Angeles aceptó hacer una excepción. Era la mañana
del viernes 10 de marzo.
FALSOS DOLORES
Jorge Martín González era el falso nombre del
autor de esta nota. Tan falso como su historia. Pero era el
mejor pretexto que se le había ocurrido para hacerse
atender acompañado por su primo, que en realidad era
el ilusionista profesional y experto en fraudes psíquicos
Enrique
Márquez.
El punto de arranque de esta crónica había sido
el mensaje anónimo de un hombre que dijo: “El filipino
volvió a las andadas. Vayan a Callao 796, Piso 9, que
está atendiendo ahí con dos médicos. Pero
apúrense porque está por irse del país”.
El diálogo con Angeles fue cierto. Tan cierto como que
todo estaba listo para que el médico espiritual opere
a Jorge de una úlcera inexistente. Las tres primeras
sesiones tendrían lugar ese mismo viernes. La intervención
continuaría durante la mañana del sábado.

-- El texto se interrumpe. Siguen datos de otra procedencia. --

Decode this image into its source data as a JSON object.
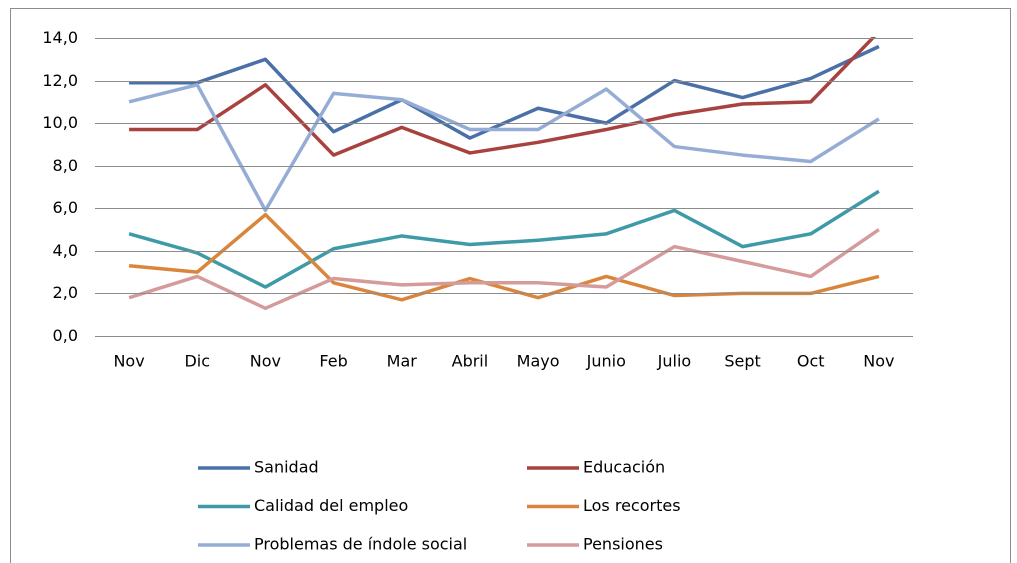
{
  "chart_data": {
    "type": "line",
    "categories": [
      "Nov",
      "Dic",
      "Nov",
      "Feb",
      "Mar",
      "Abril",
      "Mayo",
      "Junio",
      "Julio",
      "Sept",
      "Oct",
      "Nov"
    ],
    "series": [
      {
        "name": "Sanidad",
        "color": "#4a70a8",
        "values": [
          11.9,
          11.9,
          13.0,
          9.6,
          11.1,
          9.3,
          10.7,
          10.0,
          12.0,
          11.2,
          12.1,
          13.6
        ]
      },
      {
        "name": "Educación",
        "color": "#a8423f",
        "values": [
          9.7,
          9.7,
          11.8,
          8.5,
          9.8,
          8.6,
          9.1,
          9.7,
          10.4,
          10.9,
          11.0,
          14.3
        ]
      },
      {
        "name": "Calidad del empleo",
        "color": "#3f9aa8",
        "values": [
          4.8,
          3.9,
          2.3,
          4.1,
          4.7,
          4.3,
          4.5,
          4.8,
          5.9,
          4.2,
          4.8,
          6.8
        ]
      },
      {
        "name": "Los recortes",
        "color": "#d9863c",
        "values": [
          3.3,
          3.0,
          5.7,
          2.5,
          1.7,
          2.7,
          1.8,
          2.8,
          1.9,
          2.0,
          2.0,
          2.8
        ]
      },
      {
        "name": "Problemas de índole social",
        "color": "#95add5",
        "values": [
          11.0,
          11.8,
          5.9,
          11.4,
          11.1,
          9.7,
          9.7,
          11.6,
          8.9,
          8.5,
          8.2,
          10.2
        ]
      },
      {
        "name": "Pensiones",
        "color": "#d59b9b",
        "values": [
          1.8,
          2.8,
          1.3,
          2.7,
          2.4,
          2.5,
          2.5,
          2.3,
          4.2,
          3.5,
          2.8,
          5.0
        ]
      }
    ],
    "ylim": [
      0,
      14
    ],
    "yticks": [
      {
        "value": 0,
        "label": "0,0"
      },
      {
        "value": 2,
        "label": "2,0"
      },
      {
        "value": 4,
        "label": "4,0"
      },
      {
        "value": 6,
        "label": "6,0"
      },
      {
        "value": 8,
        "label": "8,0"
      },
      {
        "value": 10,
        "label": "10,0"
      },
      {
        "value": 12,
        "label": "12,0"
      },
      {
        "value": 14,
        "label": "14,0"
      }
    ],
    "grid": true,
    "legend": "bottom"
  }
}
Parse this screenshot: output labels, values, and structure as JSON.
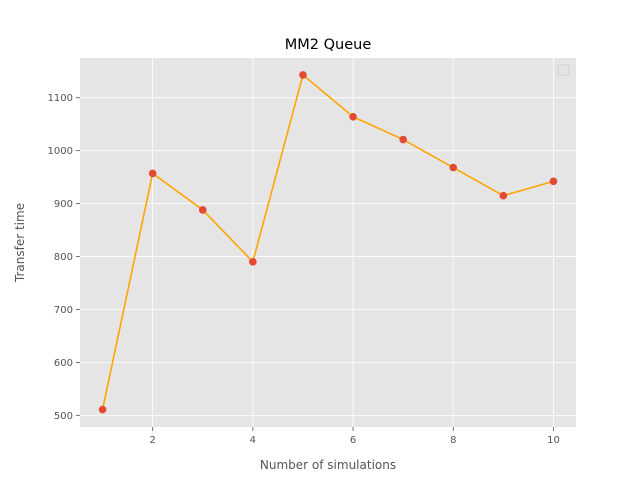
{
  "chart_data": {
    "type": "line",
    "title": "MM2 Queue",
    "xlabel": "Number of simulations",
    "ylabel": "Transfer time",
    "x": [
      1,
      2,
      3,
      4,
      5,
      6,
      7,
      8,
      9,
      10
    ],
    "series": [
      {
        "values": [
          511,
          957,
          888,
          790,
          1143,
          1064,
          1021,
          968,
          915,
          942
        ]
      }
    ],
    "xlim": [
      0.55,
      10.45
    ],
    "ylim": [
      478,
      1175
    ],
    "xticks": [
      2,
      4,
      6,
      8,
      10
    ],
    "yticks": [
      500,
      600,
      700,
      800,
      900,
      1000,
      1100
    ],
    "grid": true,
    "legend": "top-right",
    "colors": {
      "background": "#e5e5e5",
      "grid": "#ffffff",
      "line": "#ffa500",
      "marker": "#e24a33"
    }
  }
}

El día anterior, otra cronista -acompañada por
un fotógrafo, brillante en su papel de marido crédulo
pero preocupado-, hizo las primeras averiguaciones. “Siento
puntadas muy fuertes en el tobillo, tanto que no me dejan apoyar
el pie”, fue su dolor de presentación.
La estrategia de los nombres cambiados y los síntomas
falsos era imprescindible: Laporga huye de la prensa como de
la peste. En 1989 -cuando cayó preso por primera vez-
supo que es preferible la minúscula pero segura fama
de la recomendación de voz en voz que las mayúsculas
de los titulares de las páginas policiales.
EL CANAL DE DIOS
El estilo de Laporga es veloz e impactante: distribuye a los
pacientes en varias habitaciones para trabajar en simultánea,
atiende como el rayo para que pase rapidito el que sigue, cobra
350 dólares por sesión y pretende realizar operaciones
de cirujía mayor a mano desnuda, sin anestesia y sin
ninguna garantía de que tome precauciones antisépticas.
El doctor Juan Antonio
Martínez no sólo presta su consultorio: también
su título y asiste al curandero en cada fase del tratamiento,
con la ayuda de un médico homeópata.
El aspecto del lugar sería sobrio si no fuera por la
columna de botellas de agua mineral al lado del escritorio,
el retrato de Jesús y una foto sonriente del sanador,
cerca de tres certificados que llevan la firma del Dominador
Emilio Laporga. El agua -armonizada por Emilio- es para beber
durante los 15 días del tratamiento, lapso en el que
“se evitarán las carnes rojas, tomar alcohol y bebidas
gaseosas, incluyendo sodas, pues las burbujas dificultan el
paso de la energía”.
Angeles -un nombre perfecto para acompañar a quien pretende
remediar cualquier clase de enfermedad en su calidad de canal
de Dios- le había explicado a la cronista: “Emilio realiza
transfusiones de energía. Pero no ataca el efecto sino
la causa. Es capaz de hacer diagnósticos sin que nadie
le diga lo que tiene. Si yo te pregunto cuál es tu problema
es por una cuestión de tiempo. Pero vos podés
venir con una dureza en el pecho, él te toca y sabe si
es cáncer o un nódulo sin necesidad de que te
hagas una mamografía”. Angeles le indicó que el
sanador tomaría el dedo índice de su marido, “que
a una distancia de 20 o 30 centímetros realizará
un corte, sin que nadie te toque”.
Ella agradeció la explicación y respondió
que iría hasta un Banelco a retirar el dinero. Pero aprovechó
para abandonar definitivamente la idea de volver por allí.
LA HORA DE LA VERDAD
En la sala esperaban un abuelo que apenas si podía mantenerse
en pie, una mujer con cáncer de mama y una nena con ojos
de muñeca que miraba al padre con cara de susto: “Tenés
que tener fe, hija, no te podés poner así”. Una
señora con acento español, acaso incómoda
por las preguntas del cronista, le dijo: “Tú tienes una
mirada incrédula, no puedes venir con tantas dudas”.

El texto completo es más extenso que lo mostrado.